Зато добрый поступок с Сережей. Мы бежали от грозы, а гроза как бы гналась за нами. Бывают такие внезапные, быстрые грозы. Сперва потемнело. Облако. Дом далеко, но мы думали, что успеем. Полянка с бугорками. Вдруг брызнул гром: и мы испуганно кинулись бежать.
Бежали, не останавливая шагу.
Еще бежали, бежали. Я ужасно боялся. «Ударит молния в спину». Сережа был сзади, шагах в четырех. Вдруг он стал замедлять бег.
Я оглянулся. И не сказал — «ну». Остановился. И чуть-чуть, почти идя, но «не выдавая друг друга молнии», пошли рядом.
Бодро, крепко:
— Ну, Варя. Сажусь писать.
— Бог благословит! Бог благословит! И большим крестом клала три православных пальца на лоб, грудь и плечи.
И выходило лучше.
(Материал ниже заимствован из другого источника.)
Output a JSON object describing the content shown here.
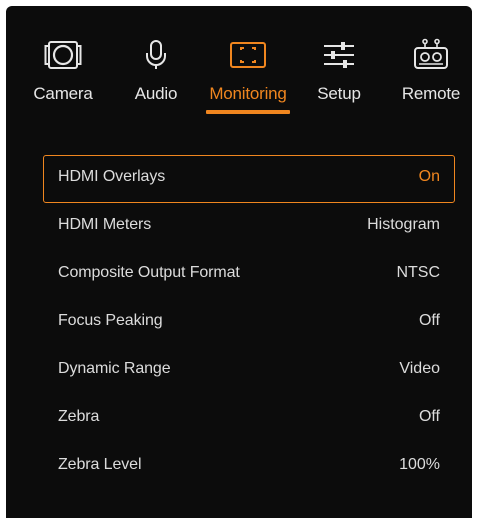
{
  "colors": {
    "background": "#0c0c0c",
    "accent": "#f0861f",
    "text": "#dcdcdc"
  },
  "tabs": [
    {
      "label": "Camera",
      "icon": "camera-icon",
      "active": false
    },
    {
      "label": "Audio",
      "icon": "microphone-icon",
      "active": false
    },
    {
      "label": "Monitoring",
      "icon": "monitoring-frame-icon",
      "active": true
    },
    {
      "label": "Setup",
      "icon": "sliders-icon",
      "active": false
    },
    {
      "label": "Remote",
      "icon": "remote-control-icon",
      "active": false
    }
  ],
  "settings": [
    {
      "label": "HDMI Overlays",
      "value": "On",
      "selected": true
    },
    {
      "label": "HDMI Meters",
      "value": "Histogram",
      "selected": false
    },
    {
      "label": "Composite Output Format",
      "value": "NTSC",
      "selected": false
    },
    {
      "label": "Focus Peaking",
      "value": "Off",
      "selected": false
    },
    {
      "label": "Dynamic Range",
      "value": "Video",
      "selected": false
    },
    {
      "label": "Zebra",
      "value": "Off",
      "selected": false
    },
    {
      "label": "Zebra Level",
      "value": "100%",
      "selected": false
    }
  ]
}
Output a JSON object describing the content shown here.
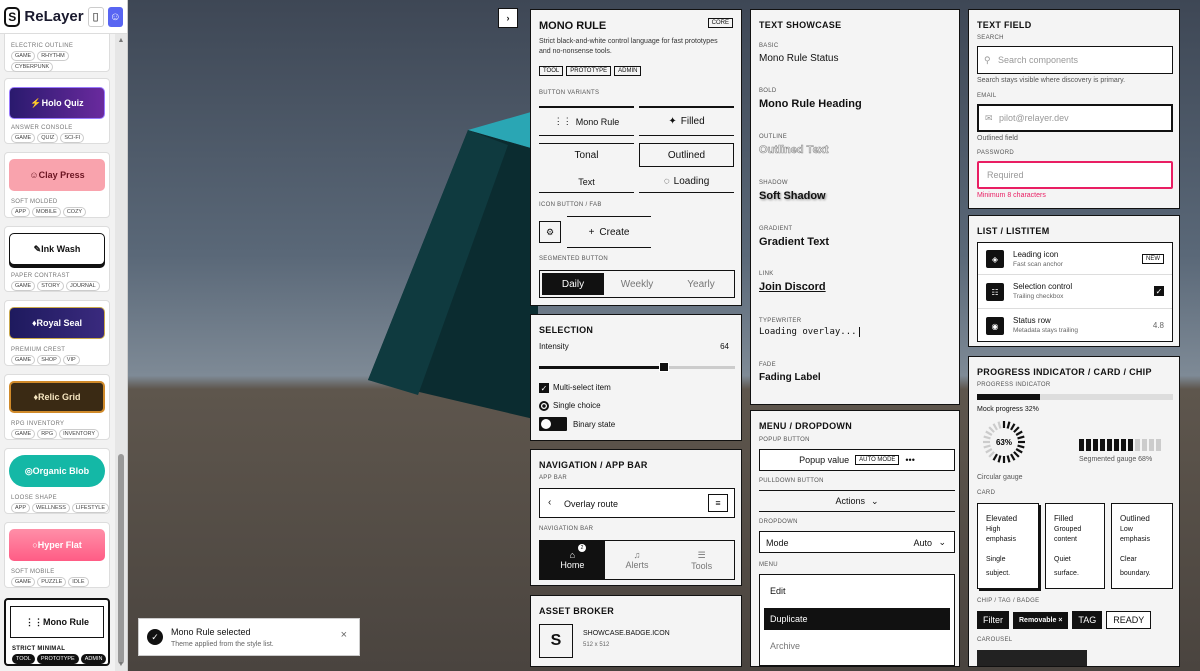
{
  "app": {
    "name": "ReLayer"
  },
  "sidebar": {
    "cards": [
      {
        "name": "",
        "meta": "ELECTRIC OUTLINE",
        "tags": [
          "GAME",
          "RHYTHM",
          "CYBERPUNK"
        ]
      },
      {
        "name": "Holo Quiz",
        "meta": "ANSWER CONSOLE",
        "tags": [
          "GAME",
          "QUIZ",
          "SCI-FI"
        ]
      },
      {
        "name": "Clay Press",
        "meta": "SOFT MOLDED",
        "tags": [
          "APP",
          "MOBILE",
          "COZY"
        ]
      },
      {
        "name": "Ink Wash",
        "meta": "PAPER CONTRAST",
        "tags": [
          "GAME",
          "STORY",
          "JOURNAL"
        ]
      },
      {
        "name": "Royal Seal",
        "meta": "PREMIUM CREST",
        "tags": [
          "GAME",
          "SHOP",
          "VIP"
        ]
      },
      {
        "name": "Relic Grid",
        "meta": "RPG INVENTORY",
        "tags": [
          "GAME",
          "RPG",
          "INVENTORY"
        ]
      },
      {
        "name": "Organic Blob",
        "meta": "LOOSE SHAPE",
        "tags": [
          "APP",
          "WELLNESS",
          "LIFESTYLE"
        ]
      },
      {
        "name": "Hyper Flat",
        "meta": "SOFT MOBILE",
        "tags": [
          "GAME",
          "PUZZLE",
          "IDLE"
        ]
      },
      {
        "name": "Mono Rule",
        "meta": "STRICT MINIMAL",
        "tags": [
          "TOOL",
          "PROTOTYPE",
          "ADMIN"
        ]
      }
    ]
  },
  "toast": {
    "title": "Mono Rule selected",
    "sub": "Theme applied from the style list."
  },
  "mono": {
    "title": "MONO RULE",
    "badge": "CORE",
    "desc": "Strict black-and-white control language for fast prototypes and no-nonsense tools.",
    "tags": [
      "TOOL",
      "PROTOTYPE",
      "ADMIN"
    ],
    "btn_section": "BUTTON VARIANTS",
    "btns": [
      "Mono Rule",
      "Filled",
      "Tonal",
      "Outlined",
      "Text",
      "Loading"
    ],
    "icon_section": "ICON BUTTON / FAB",
    "fab": "Create",
    "seg_section": "SEGMENTED BUTTON",
    "seg": [
      "Daily",
      "Weekly",
      "Yearly"
    ]
  },
  "selection": {
    "title": "SELECTION",
    "intensity_label": "Intensity",
    "intensity": 64,
    "check": "Multi-select item",
    "radio": "Single choice",
    "toggle": "Binary state"
  },
  "nav": {
    "title": "NAVIGATION / APP BAR",
    "appbar_label": "APP BAR",
    "route": "Overlay route",
    "navbar_label": "NAVIGATION BAR",
    "items": [
      "Home",
      "Alerts",
      "Tools"
    ],
    "badge": "2"
  },
  "asset": {
    "title": "ASSET BROKER",
    "name": "SHOWCASE.BADGE.ICON",
    "size": "512 x 512"
  },
  "text": {
    "title": "TEXT SHOWCASE",
    "items": [
      {
        "label": "BASIC",
        "value": "Mono Rule Status"
      },
      {
        "label": "BOLD",
        "value": "Mono Rule Heading"
      },
      {
        "label": "OUTLINE",
        "value": "Outlined Text"
      },
      {
        "label": "SHADOW",
        "value": "Soft Shadow"
      },
      {
        "label": "GRADIENT",
        "value": "Gradient Text"
      },
      {
        "label": "LINK",
        "value": "Join Discord"
      },
      {
        "label": "TYPEWRITER",
        "value": "Loading overlay..."
      },
      {
        "label": "FADE",
        "value": "Fading Label"
      }
    ]
  },
  "menu": {
    "title": "MENU / DROPDOWN",
    "popup_label": "POPUP BUTTON",
    "popup_value": "Popup value",
    "popup_chip": "AUTO MODE",
    "pulldown_label": "PULLDOWN BUTTON",
    "actions": "Actions",
    "dropdown_label": "DROPDOWN",
    "mode": "Mode",
    "mode_value": "Auto",
    "menu_label": "MENU",
    "items": [
      "Edit",
      "Duplicate",
      "Archive"
    ]
  },
  "field": {
    "title": "TEXT FIELD",
    "search_label": "SEARCH",
    "search_ph": "Search components",
    "search_help": "Search stays visible where discovery is primary.",
    "email_label": "EMAIL",
    "email_ph": "pilot@relayer.dev",
    "email_help": "Outlined field",
    "pw_label": "PASSWORD",
    "pw_ph": "Required",
    "pw_err": "Minimum 8 characters"
  },
  "list": {
    "title": "LIST / LISTITEM",
    "items": [
      {
        "title": "Leading icon",
        "sub": "Fast scan anchor",
        "trail": "NEW"
      },
      {
        "title": "Selection control",
        "sub": "Trailing checkbox",
        "trail": ""
      },
      {
        "title": "Status row",
        "sub": "Metadata stays trailing",
        "trail": "4.8"
      }
    ]
  },
  "progress": {
    "title": "PROGRESS INDICATOR / CARD / CHIP",
    "pi_label": "PROGRESS INDICATOR",
    "mock": "Mock progress 32%",
    "mock_value": 32,
    "circ_value": 63,
    "circ_text": "63%",
    "circ_label": "Circular gauge",
    "seg_value": 68,
    "seg_label": "Segmented gauge 68%",
    "card_label": "CARD",
    "cards": [
      {
        "title": "Elevated",
        "l1": "High",
        "l2": "emphasis",
        "l3": "Single",
        "l4": "subject."
      },
      {
        "title": "Filled",
        "l1": "Grouped",
        "l2": "content",
        "l3": "Quiet",
        "l4": "surface."
      },
      {
        "title": "Outlined",
        "l1": "Low",
        "l2": "emphasis",
        "l3": "Clear",
        "l4": "boundary."
      }
    ],
    "chip_label": "CHIP / TAG / BADGE",
    "chips": [
      "Filter",
      "Removable",
      "TAG",
      "READY"
    ],
    "carousel_label": "CAROUSEL"
  },
  "colors": {
    "pink": "#e91e63",
    "ink": "#111111"
  }
}
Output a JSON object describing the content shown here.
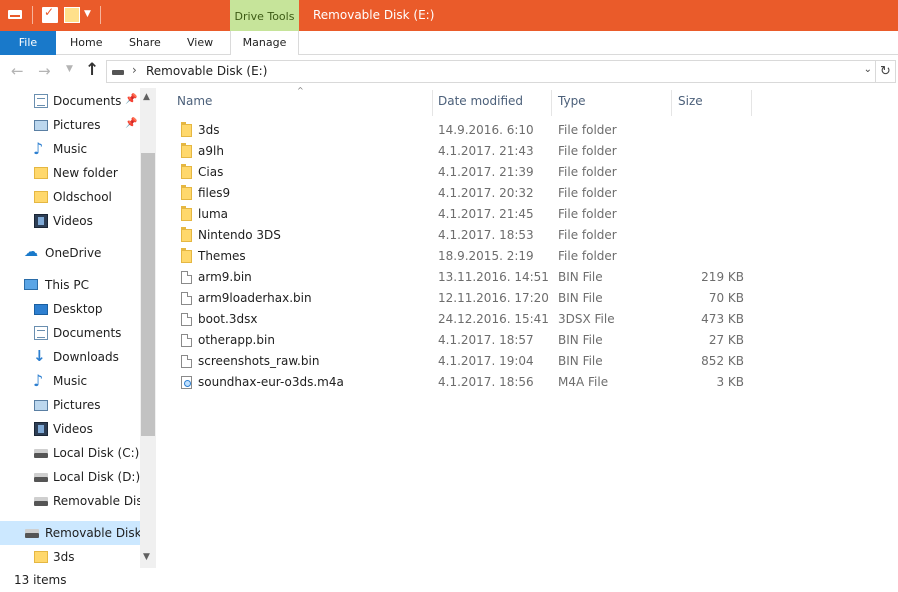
{
  "titlebar": {
    "window_title": "Removable Disk (E:)",
    "contextual_tab": "Drive Tools",
    "accent_color": "#ea5b2a"
  },
  "ribbon": {
    "tabs": {
      "file": "File",
      "home": "Home",
      "share": "Share",
      "view": "View",
      "manage": "Manage"
    }
  },
  "address": {
    "path": "Removable Disk (E:)"
  },
  "navigation": {
    "items": [
      {
        "label": "Documents",
        "icon": "documents-icon",
        "pinned": true
      },
      {
        "label": "Pictures",
        "icon": "pictures-icon",
        "pinned": true
      },
      {
        "label": "Music",
        "icon": "music-icon",
        "pinned": false
      },
      {
        "label": "New folder",
        "icon": "folder-icon",
        "pinned": false
      },
      {
        "label": "Oldschool",
        "icon": "folder-icon",
        "pinned": false
      },
      {
        "label": "Videos",
        "icon": "videos-icon",
        "pinned": false
      },
      {
        "label": "OneDrive",
        "icon": "onedrive-icon",
        "pinned": false
      },
      {
        "label": "This PC",
        "icon": "this-pc-icon",
        "pinned": false
      },
      {
        "label": "Desktop",
        "icon": "desktop-icon",
        "pinned": false
      },
      {
        "label": "Documents",
        "icon": "documents-icon",
        "pinned": false
      },
      {
        "label": "Downloads",
        "icon": "downloads-icon",
        "pinned": false
      },
      {
        "label": "Music",
        "icon": "music-icon",
        "pinned": false
      },
      {
        "label": "Pictures",
        "icon": "pictures-icon",
        "pinned": false
      },
      {
        "label": "Videos",
        "icon": "videos-icon",
        "pinned": false
      },
      {
        "label": "Local Disk (C:)",
        "icon": "drive-icon",
        "pinned": false
      },
      {
        "label": "Local Disk (D:)",
        "icon": "drive-icon",
        "pinned": false
      },
      {
        "label": "Removable Disk",
        "icon": "drive-icon",
        "pinned": false
      },
      {
        "label": "Removable Disk (E",
        "icon": "drive-icon",
        "pinned": false,
        "selected": true
      },
      {
        "label": "3ds",
        "icon": "folder-icon",
        "pinned": false
      }
    ]
  },
  "files": {
    "columns": {
      "name": "Name",
      "date": "Date modified",
      "type": "Type",
      "size": "Size"
    },
    "rows": [
      {
        "name": "3ds",
        "date": "14.9.2016. 6:10",
        "type": "File folder",
        "size": "",
        "icon": "folder-icon"
      },
      {
        "name": "a9lh",
        "date": "4.1.2017. 21:43",
        "type": "File folder",
        "size": "",
        "icon": "folder-icon"
      },
      {
        "name": "Cias",
        "date": "4.1.2017. 21:39",
        "type": "File folder",
        "size": "",
        "icon": "folder-icon"
      },
      {
        "name": "files9",
        "date": "4.1.2017. 20:32",
        "type": "File folder",
        "size": "",
        "icon": "folder-icon"
      },
      {
        "name": "luma",
        "date": "4.1.2017. 21:45",
        "type": "File folder",
        "size": "",
        "icon": "folder-icon"
      },
      {
        "name": "Nintendo 3DS",
        "date": "4.1.2017. 18:53",
        "type": "File folder",
        "size": "",
        "icon": "folder-icon"
      },
      {
        "name": "Themes",
        "date": "18.9.2015. 2:19",
        "type": "File folder",
        "size": "",
        "icon": "folder-icon"
      },
      {
        "name": "arm9.bin",
        "date": "13.11.2016. 14:51",
        "type": "BIN File",
        "size": "219 KB",
        "icon": "file-icon"
      },
      {
        "name": "arm9loaderhax.bin",
        "date": "12.11.2016. 17:20",
        "type": "BIN File",
        "size": "70 KB",
        "icon": "file-icon"
      },
      {
        "name": "boot.3dsx",
        "date": "24.12.2016. 15:41",
        "type": "3DSX File",
        "size": "473 KB",
        "icon": "file-icon"
      },
      {
        "name": "otherapp.bin",
        "date": "4.1.2017. 18:57",
        "type": "BIN File",
        "size": "27 KB",
        "icon": "file-icon"
      },
      {
        "name": "screenshots_raw.bin",
        "date": "4.1.2017. 19:04",
        "type": "BIN File",
        "size": "852 KB",
        "icon": "file-icon"
      },
      {
        "name": "soundhax-eur-o3ds.m4a",
        "date": "4.1.2017. 18:56",
        "type": "M4A File",
        "size": "3 KB",
        "icon": "media-file-icon"
      }
    ]
  },
  "status": {
    "item_count": "13 items"
  }
}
Выходило весело (хорошо на душе).
(все годы).
Много лет спустя я узнал ее обычай: встав на 1/2 часа раньше меня утром, подходила к столу и почитывала написанное за ночь. И если хорошо было (живо, правдиво, энергично, — в «ход мысли» и «доказательства» она не входила), то ничего не говорила. А если было вяло, устало, безжизненно, — она как-нибудь в день, между делом, замечала мне, что «не нравится», что я написал, иногда — «язык заплетается». И тогда я не продолжал. Но я думал, что она как-нибудь днем прочла, и не знал этого ее обычая, — и узнал уже во время последней болезни, года 3 назад.
В грусти человек — естественный христианин. В счастье человек — естественный язычник.
Две эти категории, кажется, известны и первоначальны. Они не принесены «к нам», они — «из нас». Они — мы сами в разных состояниях.
Левая рука выздоравливает и «просит древних богов». Правая — заболевает и ищет Христа.
Перед древними нам заплакать? «Позитивные боги», с шутками и вымыслами. Но вдруг «спина болит»: тут уж не до вымыслов, а «помоги! облегчи!». Вот Юпитеру никак не скажешь: «Облегчи!» И когда по человечеству прошла великая тоска: — «Облегчи», — явился Христос.